Io e Maria ci guardiamo stupite e sorprese della notizia. Poi ci giriamo verso Elena ed esclamiamo all'unisono: «Che meraviglia!» Dopo ci scambiamo un'altra occhiata ed interessate chiediamo: «Con chi?»

Lei si gira dietro, guardando un po' qua e là. 

Alla fine ci indica velocemente un ragazzo, alto e muscoloso, con i capelli corti, mossi e color ebano. I suoi occhi sono color ambra, facendolo sembrare una luce. Noto le sue labbra, di una morbidezza sublime...

Aspetta, il fidanzato di Elena è lo stesso ragazzo di cui mi sono innamorata io. Quindi non potrò averlo, è già di qualcun altro. Ma un particolare mi attira che prima non avevo notato: sta parlando con un ragazzo identico a lui. Quasi identico.

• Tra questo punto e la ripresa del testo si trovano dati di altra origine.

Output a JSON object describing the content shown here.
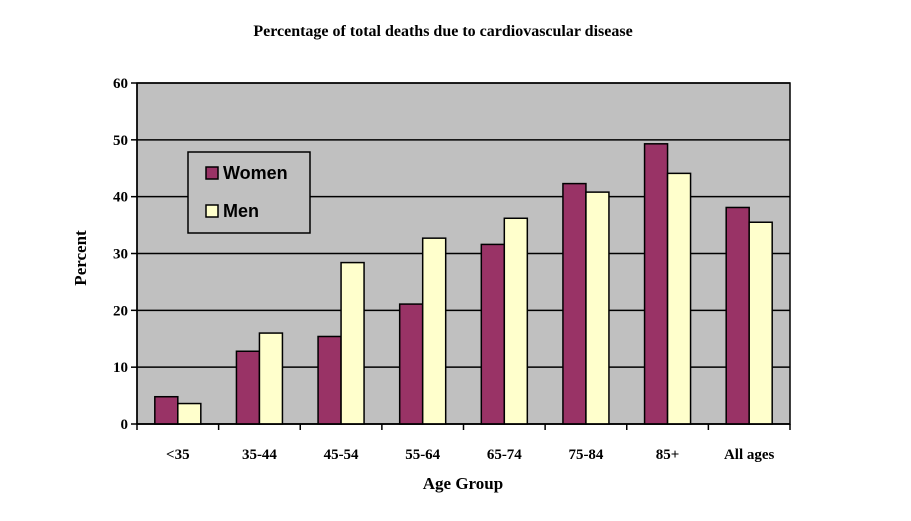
{
  "chart_data": {
    "type": "bar",
    "title": "Percentage of total deaths due to cardiovascular disease",
    "xlabel": "Age Group",
    "ylabel": "Percent",
    "ylim": [
      0,
      60
    ],
    "yticks": [
      0,
      10,
      20,
      30,
      40,
      50,
      60
    ],
    "grid": true,
    "legend_placement": "top-left",
    "categories": [
      "<35",
      "35-44",
      "45-54",
      "55-64",
      "65-74",
      "75-84",
      "85+",
      "All ages"
    ],
    "series": [
      {
        "name": "Women",
        "color": "#993366",
        "values": [
          4.8,
          12.8,
          15.4,
          21.1,
          31.6,
          42.3,
          49.3,
          38.1
        ]
      },
      {
        "name": "Men",
        "color": "#FFFFCC",
        "values": [
          3.6,
          16.0,
          28.4,
          32.7,
          36.2,
          40.8,
          44.1,
          35.5
        ]
      }
    ],
    "plot_background": "#C0C0C0"
  }
}
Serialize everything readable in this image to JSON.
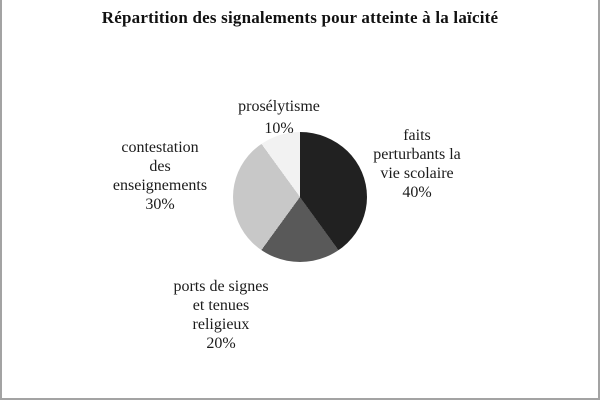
{
  "page": {
    "background": "#ffffff",
    "frame_color": "#a3a3a3",
    "text_color": "#1b1b1b"
  },
  "chart_data": {
    "type": "pie",
    "title": "Répartition des signalements pour atteinte à la laïcité",
    "direction": "clockwise",
    "start_angle_deg": 0,
    "legend_position": "none",
    "slices": [
      {
        "label": "faits perturbants la vie scolaire",
        "value_pct": 40,
        "color": "#212121",
        "label_lines": [
          "faits",
          "perturbants la",
          "vie scolaire",
          "40%"
        ]
      },
      {
        "label": "ports de signes et tenues religieux",
        "value_pct": 20,
        "color": "#595959",
        "label_lines": [
          "ports de signes",
          "et tenues",
          "religieux",
          "20%"
        ]
      },
      {
        "label": "contestation des enseignements",
        "value_pct": 30,
        "color": "#c8c8c8",
        "label_lines": [
          "contestation",
          "des",
          "enseignements",
          "30%"
        ]
      },
      {
        "label": "prosélytisme",
        "value_pct": 10,
        "color": "#f2f2f2",
        "label_lines": [
          "prosélytisme",
          "10%"
        ]
      }
    ]
  }
}
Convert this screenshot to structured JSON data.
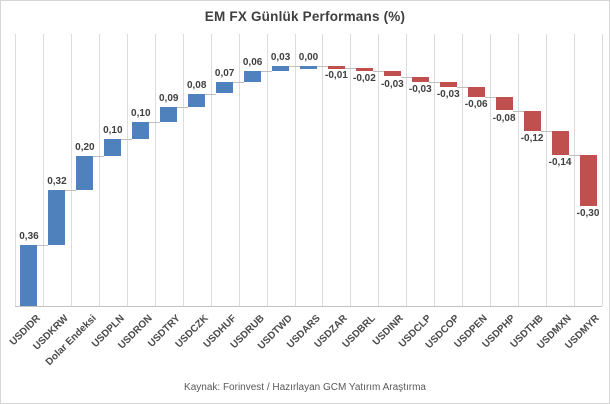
{
  "chart_data": {
    "type": "bar",
    "subtype": "waterfall",
    "title": "EM FX Günlük Performans (%)",
    "categories": [
      "USDIDR",
      "USDKRW",
      "Dolar Endeksi",
      "USDPLN",
      "USDRON",
      "USDTRY",
      "USDCZK",
      "USDHUF",
      "USDRUB",
      "USDTWD",
      "USDARS",
      "USDZAR",
      "USDBRL",
      "USDINR",
      "USDCLP",
      "USDCOP",
      "USDPEN",
      "USDPHP",
      "USDTHB",
      "USDMXN",
      "USDMYR"
    ],
    "values": [
      0.36,
      0.32,
      0.2,
      0.1,
      0.1,
      0.09,
      0.08,
      0.07,
      0.06,
      0.03,
      0.0,
      -0.01,
      -0.02,
      -0.03,
      -0.03,
      -0.03,
      -0.06,
      -0.08,
      -0.12,
      -0.14,
      -0.3
    ],
    "value_labels": [
      "0,36",
      "0,32",
      "0,20",
      "0,10",
      "0,10",
      "0,09",
      "0,08",
      "0,07",
      "0,06",
      "0,03",
      "0,00",
      "-0,01",
      "-0,02",
      "-0,03",
      "-0,03",
      "-0,03",
      "-0,06",
      "-0,08",
      "-0,12",
      "-0,14",
      "-0,30"
    ],
    "xlabel": "",
    "ylabel": "",
    "ylim": [
      0,
      1.6
    ],
    "grid": "vertical-only",
    "legend_position": "none",
    "colors": {
      "positive_bar": "#4f81bd",
      "negative_bar": "#c0504d",
      "gridline": "#dcdcdc",
      "connector": "#bfbfbf",
      "axis_line": "#c3c3c3",
      "label_text": "#3f3f3f"
    }
  },
  "footer": {
    "source_text": "Kaynak: Forinvest / Hazırlayan GCM Yatırım Araştırma"
  }
}
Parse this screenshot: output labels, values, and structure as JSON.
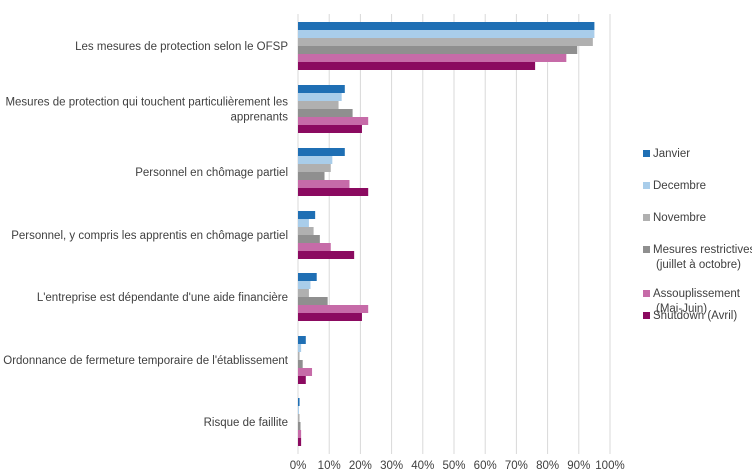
{
  "chart_data": {
    "type": "bar",
    "orientation": "horizontal",
    "categories": [
      [
        "Les mesures de protection selon le OFSP"
      ],
      [
        "Mesures de protection qui touchent particulièrement les",
        "apprenants"
      ],
      [
        "Personnel en chômage partiel"
      ],
      [
        "Personnel, y compris les apprentis en chômage partiel"
      ],
      [
        "L'entreprise est dépendante d'une aide financière"
      ],
      [
        "Ordonnance de fermeture temporaire de l'établissement"
      ],
      [
        "Risque de faillite"
      ]
    ],
    "series": [
      {
        "name": "Janvier",
        "color": "#1f6fb4",
        "values": [
          95,
          15,
          15,
          5.5,
          6,
          2.5,
          0.5
        ]
      },
      {
        "name": "Decembre",
        "color": "#a9cdea",
        "values": [
          95,
          14,
          11,
          3.5,
          4,
          1,
          0.3
        ]
      },
      {
        "name": "Novembre",
        "color": "#b0b0b0",
        "values": [
          94.5,
          13,
          10.5,
          5,
          3.5,
          0.5,
          0.5
        ]
      },
      {
        "name": "Mesures restrictives (juillet à octobre)",
        "legend_lines": [
          "Mesures restrictives",
          "(juillet à octobre)"
        ],
        "color": "#8f8f8f",
        "values": [
          89.5,
          17.5,
          8.5,
          7,
          9.5,
          1.5,
          0.8
        ]
      },
      {
        "name": "Assouplissement (Mai-Juin)",
        "legend_lines": [
          "Assouplissement",
          "(Mai-Juin)"
        ],
        "color": "#c66ba8",
        "values": [
          86,
          22.5,
          16.5,
          10.5,
          22.5,
          4.5,
          1
        ]
      },
      {
        "name": "Shutdown (Avril)",
        "color": "#8b0a60",
        "values": [
          76,
          20.5,
          22.5,
          18,
          20.5,
          2.5,
          1
        ]
      }
    ],
    "x_ticks": [
      "0%",
      "10%",
      "20%",
      "30%",
      "40%",
      "50%",
      "60%",
      "70%",
      "80%",
      "90%",
      "100%"
    ],
    "xlim": [
      0,
      100
    ],
    "grid": true,
    "legend_position": "right",
    "title": "",
    "xlabel": "",
    "ylabel": ""
  }
}
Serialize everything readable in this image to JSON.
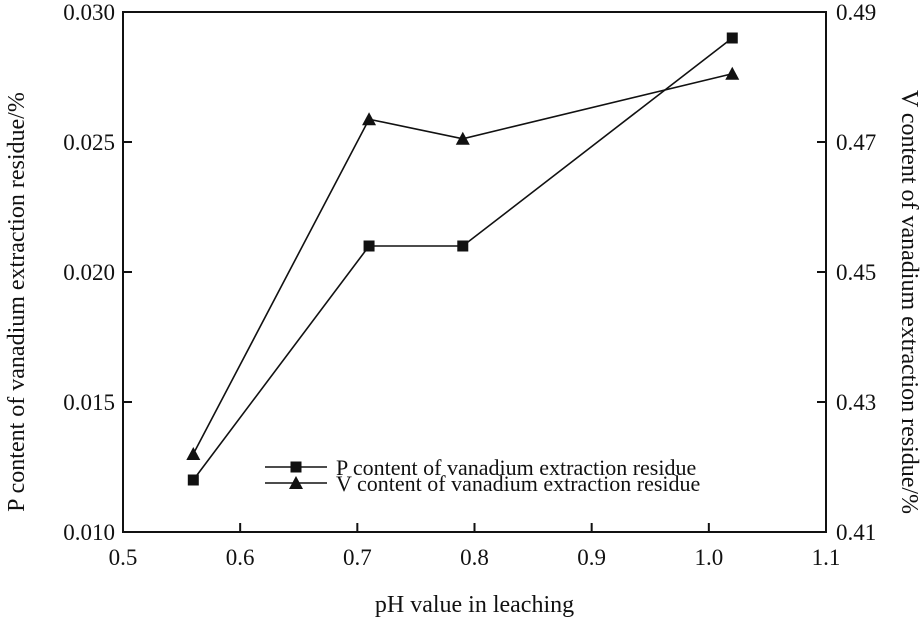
{
  "chart_data": {
    "type": "line",
    "title": "",
    "xlabel": "pH value in leaching",
    "ylabel_left": "P content of vanadium extraction residue/%",
    "ylabel_right": "V content of vanadium extraction residue/%",
    "xlim": [
      0.5,
      1.1
    ],
    "ylim_left": [
      0.01,
      0.03
    ],
    "ylim_right": [
      0.41,
      0.49
    ],
    "x_ticks": [
      "0.5",
      "0.6",
      "0.7",
      "0.8",
      "0.9",
      "1.0",
      "1.1"
    ],
    "y_left_ticks": [
      "0.010",
      "0.015",
      "0.020",
      "0.025",
      "0.030"
    ],
    "y_right_ticks": [
      "0.41",
      "0.43",
      "0.45",
      "0.47",
      "0.49"
    ],
    "grid": false,
    "legend_position": "lower-right",
    "series": [
      {
        "name": "P content of vanadium extraction residue",
        "marker": "square",
        "axis": "left",
        "x": [
          0.56,
          0.71,
          0.79,
          1.02
        ],
        "values": [
          0.012,
          0.021,
          0.021,
          0.029
        ]
      },
      {
        "name": "V content of vanadium extraction residue",
        "marker": "triangle",
        "axis": "right",
        "x": [
          0.56,
          0.71,
          0.79,
          1.02
        ],
        "values": [
          0.422,
          0.4735,
          0.4705,
          0.4805
        ]
      }
    ]
  }
}
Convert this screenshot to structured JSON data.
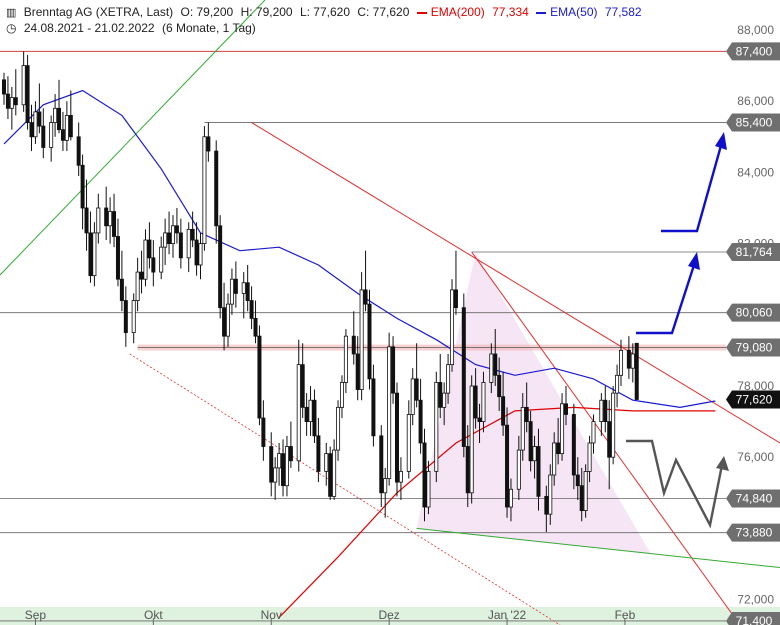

Le labbra del secondo – quello che Elena non ha indicato – sono più carnose e ha anche le guance più scavate rispetto all'altro. Il primo, il ragazzo di Elena, ha meno muscoli, però sono alti uguale e se non ci si fa molta attenzione, si fa confusione.

Credo siano gemelli.

Il ragazzo di Elena non è lo stesso che ho incontrato io in cartolibreria.

Per sicurezza, però, chiedo a Elena: «Elena, ieri il tuo ragazzo è stato con te tutto il tempo?»

«Solamente la mattina, perché dopo doveva andare con il fratello e il padre a Perugia».

Ha detto il sostantivo "fratello", pertanto avevo ragione.

«Sono gemelli?» chiedo, anche se ne sono sicura. «Il tuo ragazzo e quello che ha di fronte?»

«Sì, Lavinia, sono gemelli» dice sorridendo. «Ti dico anche che il fratello del mio ragazzo è single».

Single! È single. Come fa un ragazzo così bello a essere single?